Thauern-Ensemble im Sackmuseum  - "Trio Konzert mit einem Hauch von Advent"  am 14.12.14
Eingetragen am 07.11.2014 11:55 Uhr
Der Kulturkreis im Heimatverein Nieheim veranstaltete mit großem Erfolg am Sonntag, 14. Dezember zusammen mit dem Georg Thauern-Ensemble ein Konzert mit einem "Hauch von Advent". Bis auf den letzten Platz war die Deele im Sackmuseum besetzt. Georg Thauern (Gesang und Blockflöte), Markus Mauerer (Klavier) und Peter Kros (Bass)begeisterten über zwei Stunden lang das Publikum mit ihrer Musik.  
„Süßer die Stimmen nie klingen, als in der kindlichen Vorfreude auf das Weihnachtsfest. Wir alle können doch von Weihnachtsduft, -klang und -lied nie genug bekommen, darum bot das „Thauern-Trio“ einen heiter-besinnlichen Spätnachmittag im Sack-Museum“. Das Ensemble hatte für diesen Auftritt sein Programm an die Adventszeit angepasst, die Lieder spiegelten winterliche Stille und innige Freude wider.


Nikolaus-Empfang am 6.12. und Adventssingen am 07.12.2014 im Sackmuseum
Eingetragen am 14.11.2014 11:47 Uhr
Lichterglanz und adventliche Musik erfüllte die große Deele im Sackmuseum. Zahlreiche Kinder waren mit ihren (Groß-)Eltern der Einladung zum Nikolaus-Empfang gefolgt, die in diesem Jahre die Kath. Kirchengemeinde, die Stadt (Tourismusbüro) und der Heimatverein gemeinsam ausgesprochen hatten. Der Posaunenchor der evangelischen Kirchengemeinde sorgte für die nötige Einstimmung. Ulrich Pieper als Hausherr begrüßte besonders die vielen Kinder, die zum Teil auf mit Stroh gefüllten Säcken Platz genommen hatten. Eine Musikgruppe der Grundschule unter Leitung  von Karin Finkeldei lud zum Mitsingen bekannten vorweihnachtlicher Lieder ein. Pastor Heribert Ester hob in seiner Ansprache die Bedeutung des heiligen Nikolaus hervor. Mit einem gemeinsamen Lied wurde der Nikolaus von den erwartungsfrohen Kindern begrüßt. Er nahm neben einer Statute Platz, die aus einem Jahrhunderte alten Eichenbalken, der früher im Rathaus der Stadt verbaut war, geschnitzt wurde. Kinder des städtischen Kindergartens unter Leitung von Eva Burau und Kinder der Grundschule erfreuten den Nikolaus mit ihren Vorführungen, bevor er die begehrten Stutenkerle verteilte.

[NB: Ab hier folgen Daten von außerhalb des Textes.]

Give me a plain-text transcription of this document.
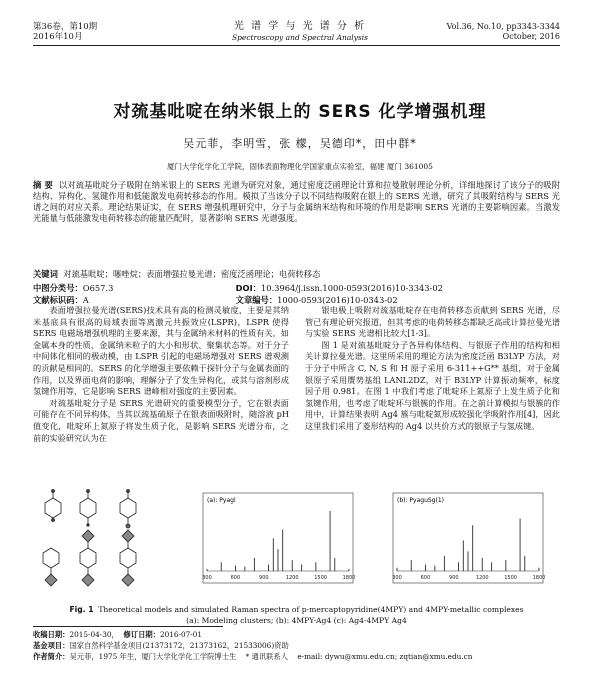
第36卷，第10期
2016年10月
光 谱 学 与 光 谱 分 析
Spectroscopy and Spectral Analysis
Vol.36, No.10, pp3343-3344
October, 2016
对巯基吡啶在纳米银上的 SERS 化学增强机理
吴元菲，李明雪，张 檬，吴德印*，田中群*
厦门大学化学化工学院，固体表面物理化学国家重点实验室，福建 厦门 361005
摘 要 以对巯基吡啶分子吸附在纳米银上的 SERS 光谱为研究对象，通过密度泛函理论计算和拉曼散射理论分析，详细地探讨了该分子的吸附结构、异构化、氢键作用和低能激发电荷转移态的作用。模拟了当该分子以不同结构吸附在银上的 SERS 光谱，研究了其吸附结构与 SERS 光谱之间的对应关系。理论结果证实，在 SERS 增强机理研究中，分子与金属纳米结构和环境的作用是影响 SERS 光谱的主要影响因素。当激发光能量与低能激发电荷转移态的能量匹配时，显著影响 SERS 光谱强度。
关键词 对巯基吡啶；噻唑烷；表面增强拉曼光谱；密度泛函理论；电荷转移态
中图分类号：O657.3	DOI：10.3964/j.issn.1000-0593(2016)10-3343-02
文献标识码：A	文章编号：1000-0593(2016)10-0343-02

表面增强拉曼光谱(SERS)技术具有高的检测灵敏度，主要是其纳米基底具有很高的局域表面等离激元共振效应(LSPR)，LSPR 使得 SERS 电磁场增强机理的主要来源，其与金属纳米材料的性质有关，如金属本身的性质、金属纳米粒子的大小和形状、聚集状态等。对于分子中间体化相同的极动模，由 LSPR 引起的电磁场增强对 SERS 谱观测的贡献是相同的。SERS 的化学增强主要依赖于探针分子与金属表面的作用，以及界面电荷的影响，理解分子了发生异构化，或其与溶剂形成氢键作用等，它是影响 SERS 谱峰相对强度的主要因素。

对巯基吡啶分子是 SERS 光谱研究的重要模型分子，它在银表面可能存在不同异构体，当其以巯基硫原子在银表面吸附时，随溶液 pH 值变化，吡啶环上氮原子将发生质子化，是影响 SERS 光谱分布，之前的实验研究认为在

银电极上吸附对巯基吡啶存在电荷转移态贡献到 SERS 光谱，尽管已有理论研究报道，但其考虑的电荷转移态都缺乏高或计算拉曼光谱与实验 SERS 光谱相比较大[1-3]。

图 1 是对巯基吡啶分子各异构体结构、与银原子作用的结构和相关计算拉曼光谱。这里所采用的理论方法为密度泛函 B3LYP 方法，对于分子中所含 C, N, S 和 H 原子采用 6-311++G** 基组，对于金属银原子采用赝势基组 LANL2DZ，对于 B3LYP 计算振动频率，标度因子用 0.981。在图 1 中我们考虑了吡啶环上氮原子上发生质子化和氢键作用，也考虑了吡啶环与银簇的作用。在之前计算模拟与银簇的作用中，计算结果表明 Ag4 簇与吡啶氮形成较强化学吸附作用[4]，因此这里我们采用了菱形结构的 Ag4 以共价方式的银原子与氢成键。

(a): Pyagl
300	600	900	1200	1500	1800
(b): PyaguSg(1)
300	600	900	1200	1500	1800
Fig. 1 Theoretical models and simulated Raman spectra of p-mercaptopyridine(4MPY) and 4MPY-metallic complexes
(a): Modeling clusters; (b): 4MPY-Ag4 (c): Ag4-4MPY Ag4
收稿日期：2015-04-30， 修订日期：2016-07-01
基金项目：国家自然科学基金项目(21373172，21373162，21533006)资助
作者简介：吴元菲，1975 年生，厦门大学化学化工学院博士生 * 通讯联系人 e-mail: dywu@xmu.edu.cn; zqtian@xmu.edu.cn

Damit diese besonders gut schmeckten, wurde Kakao und Tee angeboten.  Mit  Musik des Posaunenchors wurde die Feier beendet.

Ein Adventssingen mit dem Akkordeonorchester "El Mikado" wurde am Sonntag, 07. Dezember im Museum im Kornhaus, Wasserstr. 6 angeboten. Jung und Alt waren eingeladen, einen besinnlichen Nachmittag in den stimmungsvoll beleuchteten Räumen des Sackmuseum zu verbringen. Es wurde Kaffee und Waffeln gereicht - ferner Glühwein, Tee und Gebäck. Vorweihnachtliche Lieder zum Mitsingen und Kurzgeschichten zur Weihnachtszeit verliehen der Veranstaltung wieder einen unterhaltsamen Rahmen.